Kommentar

Buchtage Berlin: "Wenn zu perfekt, liebe Gott böse"

17. Juni 2010
von Börsenblatt
"Hitzig waren in Berlin allein die Temperaturen, nicht die Temperamente." Ein Kommentar von Börsenblatt-Chefredakteur Torsten Casimir.
Die Verbandsmaschine läuft rund. Die geordneten Finanzen des Börsenvereins wurden transparent und präzise referiert. Fragen dazu? Keine. Der Verkauf der BAG am Ende verlustreicher Jahre erschien der Hauptversammlung einhellig als gute Lösung – Hoffnung auf verbesserte Produkte inklusive. Gegenstimmen? Keine. Der Umzug der Frankfurter Zentrale vom maroden Hirschgraben in die Braubachstraße läuft überplanmäßig gut und mit beruhigendem Sicherheitsabstand zu den Worst-Case-Szenarien des vergangenen Jahres. Sorgen und Einwände? Keine. Der alte Vorstand ist der neue Vorstand, zuzüglich des Zwischenbuchhändlers Thomas Gruß. Vertrauensverlust? Im Gegenteil, weitgehend Vertrauensvotum.
Alles gut also?

Ja, alles gut. Und genau das ist das Problem. Hitzig waren in Berlin 2010 allein die Temperaturen, nicht die Temperamente. Ein Haupt- und Ehrenamt in Hochform verbreitete den (im Übrigen zutreffenden) Eindruck, man habe die Dinge im Griff. Keine Information, die fehlte; kein Redner, dem man mehr Vorbereitung gewünscht hätte; kein Vorschlag, dem zu widersprechen erforderlich gewesen wäre. Der koreanische Videokünstler Nam June Paik hat seine Schüler einst vor einem Übermaß an Glanz und Gloria gewarnt: "Wenn zu perfekt, liebe Gott böse!" Die Variante für Verbände lautet: Wenn zu perfekt, Mitglied stumm.
Ein Luxusproblem? Das mag der konstatieren, dem Ruhe sympathischer ist als Lebendigkeit. Andere machen sich Gedanken über die Bindungskräfte, die eine Organisation noch entfaltet, wenn ihr Selbst­gespräch verebbt. Neben den Märkten von morgen, die verstanden und erobert werden wollen; neben den politischen Fragen­ nach den künftigen Bedingungen für den Buchhandel; neben den Aufgaben, die techni­scher Wandel der Branche stellt; – neben all den als dringlich empfundenen Herausforderungen werden die nächsten Jahre dem Börsenverein eine Beschäftigung mit seiner inneren Verfassung abverlangen.

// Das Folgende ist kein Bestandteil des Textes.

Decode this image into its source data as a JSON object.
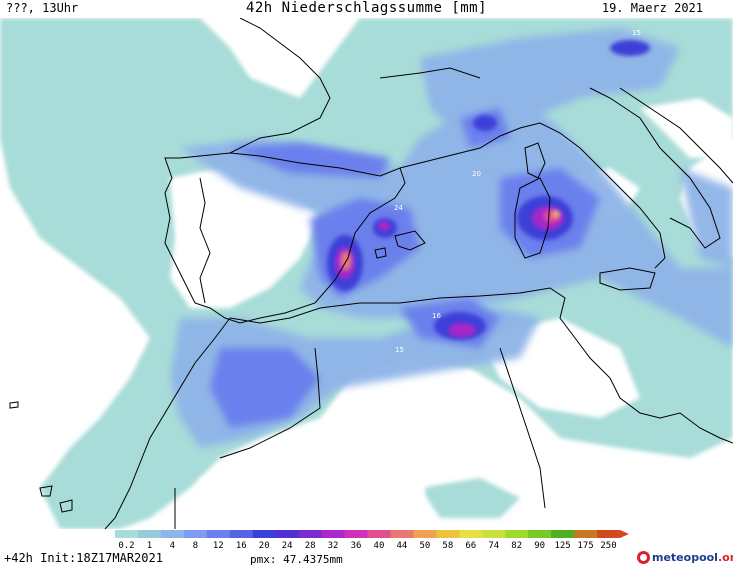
{
  "header": {
    "left": "???, 13Uhr",
    "title": "42h Niederschlagssumme [mm]",
    "date": "19. Maerz 2021"
  },
  "footer": {
    "forecast": "+42h Init:18Z17MAR2021",
    "pmax": "pmx: 47.4375mm"
  },
  "logo": {
    "name": "meteopool",
    "suffix": ".org"
  },
  "legend": {
    "levels": [
      "0.2",
      "1",
      "4",
      "8",
      "12",
      "16",
      "20",
      "24",
      "28",
      "32",
      "36",
      "40",
      "44",
      "50",
      "58",
      "66",
      "74",
      "82",
      "90",
      "125",
      "175",
      "250"
    ],
    "colors": [
      "#a8dcd8",
      "#96ccd8",
      "#8fb4e8",
      "#7f9cf0",
      "#6a80ec",
      "#5664e4",
      "#3c40d8",
      "#5030d0",
      "#7a2ccc",
      "#a828c8",
      "#d030b8",
      "#e05090",
      "#e87870",
      "#f0a050",
      "#f0c040",
      "#e8e040",
      "#c8e040",
      "#a0d830",
      "#78c828",
      "#50b020",
      "#c87820",
      "#d04a20"
    ]
  },
  "map_labels": [
    {
      "text": "15"
    },
    {
      "text": "24"
    },
    {
      "text": "20"
    },
    {
      "text": "16"
    },
    {
      "text": "15"
    }
  ],
  "colors": {
    "sea_base": "#ffffff",
    "light_precip": "#a8dcd8",
    "coast": "#000000"
  }
}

Im Klartext: Warum ist die größte Mitgliedergruppe, das Sortiment, auf dem jährlichen Zentraltreffen so beschämend unterrepräsentiert? Könnte es sein, dass die Antwort "Die kommen werktags schlecht aus ihrem Laden raus" vor allem geeignet ist, sich die Diskussion anderer (beunruhigenderer) Gründe vom Hals zu halten –, und deshalb gern gegeben wird? Was fehlt zum Zugehörigkeitsgefühl? Was fehlt zum Drei-Sparten-Wir? Wie viele Verleger haben in der Kulturbrauerei abends ihr Bier mit einem Buchhändler getrunken? Und blieben nicht auch diese (wenigen) lieber unter ihresgleichen?
Die Solidarität selbst innerhalb eines 185 Jahre alten Drei-Sparten-Verbands muss von Zeit zu Zeit neu begründet werden, damit sie in Zukunft Bestand behält – zumal mit Blick auf die neuen, gar nicht mehr den klassischen Sparten­ zurechenbaren Marktteilnehmer, die die Vielfalt der Arten in den kommenden Jahren erhöhen werden. Der Börsenverein arbeitet professioneller denn je – und rückt doch einem Teil seiner Mitglieder ferner. Man könnte das einen Kollateralschaden nennen. Der neue alte Vorstand und das Hauptamt werden zu tun haben, den auf ein unschädliches Maß zu begrenzen.